Optionally, a cover may be provided over the opening of the discharge spout 62 such that the entire arrangement becomes more discrete, and optionally such that the control unit per se is not visible.
In all of the shown embodiments, the spout 12, 62 may be pivotal in its uppermost or raised position for convenient positioning relative to the sink 22. More particularly, the spout 12, 62 may pivot about a substantially vertical axis for positioning of the outlet 20 above the sink 22.
The faucet according to the invention is not intended for kitchen sinks only. It may also be used in connection with a washbasin (basin), a bathtub or a bidet, and optionally also in a shower.
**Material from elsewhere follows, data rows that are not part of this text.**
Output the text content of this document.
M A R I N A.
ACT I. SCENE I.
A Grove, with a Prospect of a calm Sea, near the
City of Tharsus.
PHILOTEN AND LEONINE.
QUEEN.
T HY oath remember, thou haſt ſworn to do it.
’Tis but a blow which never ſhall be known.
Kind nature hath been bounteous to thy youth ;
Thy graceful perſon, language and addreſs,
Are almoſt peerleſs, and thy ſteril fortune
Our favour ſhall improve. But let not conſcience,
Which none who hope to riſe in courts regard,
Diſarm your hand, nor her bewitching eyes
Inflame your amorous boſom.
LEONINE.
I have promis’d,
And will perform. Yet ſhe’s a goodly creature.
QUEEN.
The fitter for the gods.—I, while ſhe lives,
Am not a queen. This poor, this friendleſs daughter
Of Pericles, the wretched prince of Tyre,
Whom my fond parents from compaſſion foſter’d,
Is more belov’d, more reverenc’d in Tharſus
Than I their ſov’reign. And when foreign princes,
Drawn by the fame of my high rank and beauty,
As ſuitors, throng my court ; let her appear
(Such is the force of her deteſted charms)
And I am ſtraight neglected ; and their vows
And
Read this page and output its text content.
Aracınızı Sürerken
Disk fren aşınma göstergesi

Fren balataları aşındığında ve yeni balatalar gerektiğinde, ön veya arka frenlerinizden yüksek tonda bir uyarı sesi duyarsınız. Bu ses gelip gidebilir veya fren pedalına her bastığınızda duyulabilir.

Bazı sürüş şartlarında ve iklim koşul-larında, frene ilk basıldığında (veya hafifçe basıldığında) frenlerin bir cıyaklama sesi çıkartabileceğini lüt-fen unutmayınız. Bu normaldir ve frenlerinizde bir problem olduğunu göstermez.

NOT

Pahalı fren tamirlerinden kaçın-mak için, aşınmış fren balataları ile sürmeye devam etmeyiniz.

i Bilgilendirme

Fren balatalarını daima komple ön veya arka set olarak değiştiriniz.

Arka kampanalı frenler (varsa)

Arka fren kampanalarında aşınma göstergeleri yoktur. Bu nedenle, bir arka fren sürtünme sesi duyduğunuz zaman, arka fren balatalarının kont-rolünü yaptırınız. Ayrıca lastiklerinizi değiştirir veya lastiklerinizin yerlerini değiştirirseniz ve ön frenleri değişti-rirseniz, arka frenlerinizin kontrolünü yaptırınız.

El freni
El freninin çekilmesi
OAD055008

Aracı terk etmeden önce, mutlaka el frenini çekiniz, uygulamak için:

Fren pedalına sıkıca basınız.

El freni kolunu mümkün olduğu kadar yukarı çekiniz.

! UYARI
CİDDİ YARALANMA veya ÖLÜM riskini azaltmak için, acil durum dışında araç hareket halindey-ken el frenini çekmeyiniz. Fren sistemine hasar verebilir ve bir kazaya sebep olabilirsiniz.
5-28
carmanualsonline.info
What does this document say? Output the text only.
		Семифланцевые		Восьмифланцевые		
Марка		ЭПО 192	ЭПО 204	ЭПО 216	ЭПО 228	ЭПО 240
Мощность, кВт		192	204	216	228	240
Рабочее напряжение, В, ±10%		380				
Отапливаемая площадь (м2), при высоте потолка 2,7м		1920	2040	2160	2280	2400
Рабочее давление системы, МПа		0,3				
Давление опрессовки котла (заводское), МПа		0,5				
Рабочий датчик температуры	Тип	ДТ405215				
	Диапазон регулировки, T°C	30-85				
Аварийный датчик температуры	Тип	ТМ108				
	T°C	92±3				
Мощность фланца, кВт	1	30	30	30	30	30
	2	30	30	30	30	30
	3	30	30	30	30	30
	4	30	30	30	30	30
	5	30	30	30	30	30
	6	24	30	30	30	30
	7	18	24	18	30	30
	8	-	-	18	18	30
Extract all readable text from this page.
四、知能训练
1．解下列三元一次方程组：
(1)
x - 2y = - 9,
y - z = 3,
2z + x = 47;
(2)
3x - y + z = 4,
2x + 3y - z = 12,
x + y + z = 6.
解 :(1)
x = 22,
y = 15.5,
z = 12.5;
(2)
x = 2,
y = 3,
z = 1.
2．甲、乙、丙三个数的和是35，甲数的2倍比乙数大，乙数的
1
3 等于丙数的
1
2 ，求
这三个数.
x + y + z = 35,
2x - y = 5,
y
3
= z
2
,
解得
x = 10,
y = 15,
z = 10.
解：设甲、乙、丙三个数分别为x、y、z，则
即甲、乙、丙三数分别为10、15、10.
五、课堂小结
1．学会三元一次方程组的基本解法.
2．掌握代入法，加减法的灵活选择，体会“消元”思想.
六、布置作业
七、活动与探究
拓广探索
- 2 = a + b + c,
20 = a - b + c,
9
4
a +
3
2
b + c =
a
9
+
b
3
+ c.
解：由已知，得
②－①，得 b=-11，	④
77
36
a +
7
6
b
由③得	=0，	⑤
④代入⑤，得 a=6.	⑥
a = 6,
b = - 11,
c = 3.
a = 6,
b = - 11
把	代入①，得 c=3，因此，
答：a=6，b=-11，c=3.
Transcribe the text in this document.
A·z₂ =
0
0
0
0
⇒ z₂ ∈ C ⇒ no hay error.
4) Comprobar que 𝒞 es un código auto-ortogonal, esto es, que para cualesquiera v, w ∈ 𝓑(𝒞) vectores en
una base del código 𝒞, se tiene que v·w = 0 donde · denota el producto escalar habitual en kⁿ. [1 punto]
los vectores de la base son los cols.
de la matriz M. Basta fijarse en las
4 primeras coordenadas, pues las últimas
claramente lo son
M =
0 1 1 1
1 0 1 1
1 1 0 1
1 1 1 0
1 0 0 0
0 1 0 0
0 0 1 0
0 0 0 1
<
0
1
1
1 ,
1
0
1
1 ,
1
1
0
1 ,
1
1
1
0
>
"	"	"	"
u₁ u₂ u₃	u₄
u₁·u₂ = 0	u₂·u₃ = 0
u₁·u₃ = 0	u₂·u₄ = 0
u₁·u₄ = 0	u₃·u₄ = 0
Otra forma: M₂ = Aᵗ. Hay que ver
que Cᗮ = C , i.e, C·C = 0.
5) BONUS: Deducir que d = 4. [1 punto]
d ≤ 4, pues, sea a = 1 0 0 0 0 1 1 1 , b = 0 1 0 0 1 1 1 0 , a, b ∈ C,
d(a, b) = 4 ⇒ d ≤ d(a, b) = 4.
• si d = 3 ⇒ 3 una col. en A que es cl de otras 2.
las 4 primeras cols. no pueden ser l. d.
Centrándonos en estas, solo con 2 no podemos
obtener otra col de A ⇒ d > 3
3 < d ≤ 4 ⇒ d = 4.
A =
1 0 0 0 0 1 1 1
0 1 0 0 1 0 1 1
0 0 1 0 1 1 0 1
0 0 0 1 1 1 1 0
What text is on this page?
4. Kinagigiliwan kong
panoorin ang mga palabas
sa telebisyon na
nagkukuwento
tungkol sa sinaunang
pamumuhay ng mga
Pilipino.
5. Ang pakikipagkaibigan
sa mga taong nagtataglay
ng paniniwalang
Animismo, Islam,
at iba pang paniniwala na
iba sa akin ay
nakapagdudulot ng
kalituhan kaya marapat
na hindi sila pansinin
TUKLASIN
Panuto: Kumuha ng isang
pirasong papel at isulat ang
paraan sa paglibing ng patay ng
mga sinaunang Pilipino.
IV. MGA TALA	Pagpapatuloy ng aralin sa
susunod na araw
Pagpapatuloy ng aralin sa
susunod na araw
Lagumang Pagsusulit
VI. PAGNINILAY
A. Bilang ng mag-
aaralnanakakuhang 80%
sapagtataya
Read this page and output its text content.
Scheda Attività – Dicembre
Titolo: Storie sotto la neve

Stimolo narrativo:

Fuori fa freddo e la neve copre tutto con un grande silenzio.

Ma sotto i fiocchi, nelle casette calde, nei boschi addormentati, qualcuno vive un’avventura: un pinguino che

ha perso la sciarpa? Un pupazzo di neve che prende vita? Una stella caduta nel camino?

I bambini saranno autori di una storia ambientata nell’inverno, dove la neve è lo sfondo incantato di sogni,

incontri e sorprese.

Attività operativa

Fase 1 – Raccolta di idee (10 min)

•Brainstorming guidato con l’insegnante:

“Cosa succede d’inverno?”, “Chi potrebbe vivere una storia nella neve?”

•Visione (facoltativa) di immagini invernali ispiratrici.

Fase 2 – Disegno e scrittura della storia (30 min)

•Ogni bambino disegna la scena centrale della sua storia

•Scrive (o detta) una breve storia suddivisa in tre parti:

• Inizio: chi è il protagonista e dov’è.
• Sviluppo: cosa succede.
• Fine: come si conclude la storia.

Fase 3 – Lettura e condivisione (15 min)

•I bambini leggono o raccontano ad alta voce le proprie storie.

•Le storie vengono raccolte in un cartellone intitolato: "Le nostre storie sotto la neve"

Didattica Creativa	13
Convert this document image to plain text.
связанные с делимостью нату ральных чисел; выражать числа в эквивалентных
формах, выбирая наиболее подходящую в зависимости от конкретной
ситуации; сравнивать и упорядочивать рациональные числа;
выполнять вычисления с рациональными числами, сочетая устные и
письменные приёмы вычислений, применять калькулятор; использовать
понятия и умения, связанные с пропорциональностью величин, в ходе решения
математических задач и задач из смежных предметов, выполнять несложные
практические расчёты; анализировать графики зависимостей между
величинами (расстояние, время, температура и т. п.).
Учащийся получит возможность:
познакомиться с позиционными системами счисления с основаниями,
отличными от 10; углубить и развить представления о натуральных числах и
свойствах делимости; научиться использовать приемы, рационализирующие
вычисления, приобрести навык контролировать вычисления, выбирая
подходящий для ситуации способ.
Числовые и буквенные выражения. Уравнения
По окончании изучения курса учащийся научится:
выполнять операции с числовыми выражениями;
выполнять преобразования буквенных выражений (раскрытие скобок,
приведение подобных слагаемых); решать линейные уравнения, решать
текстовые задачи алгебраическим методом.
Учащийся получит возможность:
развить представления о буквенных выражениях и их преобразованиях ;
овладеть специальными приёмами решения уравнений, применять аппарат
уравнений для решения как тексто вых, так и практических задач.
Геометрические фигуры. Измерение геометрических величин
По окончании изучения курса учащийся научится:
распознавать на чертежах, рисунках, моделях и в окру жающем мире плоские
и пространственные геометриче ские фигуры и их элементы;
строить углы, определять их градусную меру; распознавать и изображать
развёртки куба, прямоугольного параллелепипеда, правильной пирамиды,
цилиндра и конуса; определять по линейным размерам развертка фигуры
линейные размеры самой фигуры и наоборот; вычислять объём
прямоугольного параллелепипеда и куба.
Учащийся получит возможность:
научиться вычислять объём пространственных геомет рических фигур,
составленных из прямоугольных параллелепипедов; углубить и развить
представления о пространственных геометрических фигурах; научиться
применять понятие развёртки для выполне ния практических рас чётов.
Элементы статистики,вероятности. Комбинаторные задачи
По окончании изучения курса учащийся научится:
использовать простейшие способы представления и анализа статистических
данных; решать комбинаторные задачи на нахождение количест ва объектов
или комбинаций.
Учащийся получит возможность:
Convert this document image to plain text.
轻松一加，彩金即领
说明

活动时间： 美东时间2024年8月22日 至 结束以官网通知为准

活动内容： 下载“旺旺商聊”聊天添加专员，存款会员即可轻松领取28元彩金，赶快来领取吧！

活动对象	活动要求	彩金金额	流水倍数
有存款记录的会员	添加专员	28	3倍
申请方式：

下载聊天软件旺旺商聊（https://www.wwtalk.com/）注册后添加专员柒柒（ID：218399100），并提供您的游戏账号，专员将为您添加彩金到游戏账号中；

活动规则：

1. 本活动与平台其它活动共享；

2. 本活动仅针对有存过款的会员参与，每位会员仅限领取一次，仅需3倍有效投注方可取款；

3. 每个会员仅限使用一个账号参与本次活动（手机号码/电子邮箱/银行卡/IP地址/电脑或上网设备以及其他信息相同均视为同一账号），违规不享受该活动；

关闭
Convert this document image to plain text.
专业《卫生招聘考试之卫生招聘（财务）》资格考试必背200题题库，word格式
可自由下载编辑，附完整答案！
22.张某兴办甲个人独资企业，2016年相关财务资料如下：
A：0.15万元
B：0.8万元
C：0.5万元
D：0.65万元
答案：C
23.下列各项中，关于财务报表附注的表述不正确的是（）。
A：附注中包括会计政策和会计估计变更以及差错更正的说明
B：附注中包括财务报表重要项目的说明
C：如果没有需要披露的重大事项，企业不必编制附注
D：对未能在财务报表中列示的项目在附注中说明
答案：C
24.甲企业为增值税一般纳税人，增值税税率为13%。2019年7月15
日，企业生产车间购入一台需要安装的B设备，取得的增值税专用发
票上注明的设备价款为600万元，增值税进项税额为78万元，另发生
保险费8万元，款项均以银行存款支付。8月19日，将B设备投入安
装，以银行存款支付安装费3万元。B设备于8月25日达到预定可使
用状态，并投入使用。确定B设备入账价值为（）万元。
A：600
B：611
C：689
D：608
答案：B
Further, while the illustrative embodiment faucet may be controlled by hydraulics, such as the hydraulic control circuit 90 of FIG. 10, the faucet may also be electronically controlled.
Although the invention has been described in detail with reference to certain preferred embodiments, variations and modifications exist within the spirit and scope of the invention as described and defined in the following claims.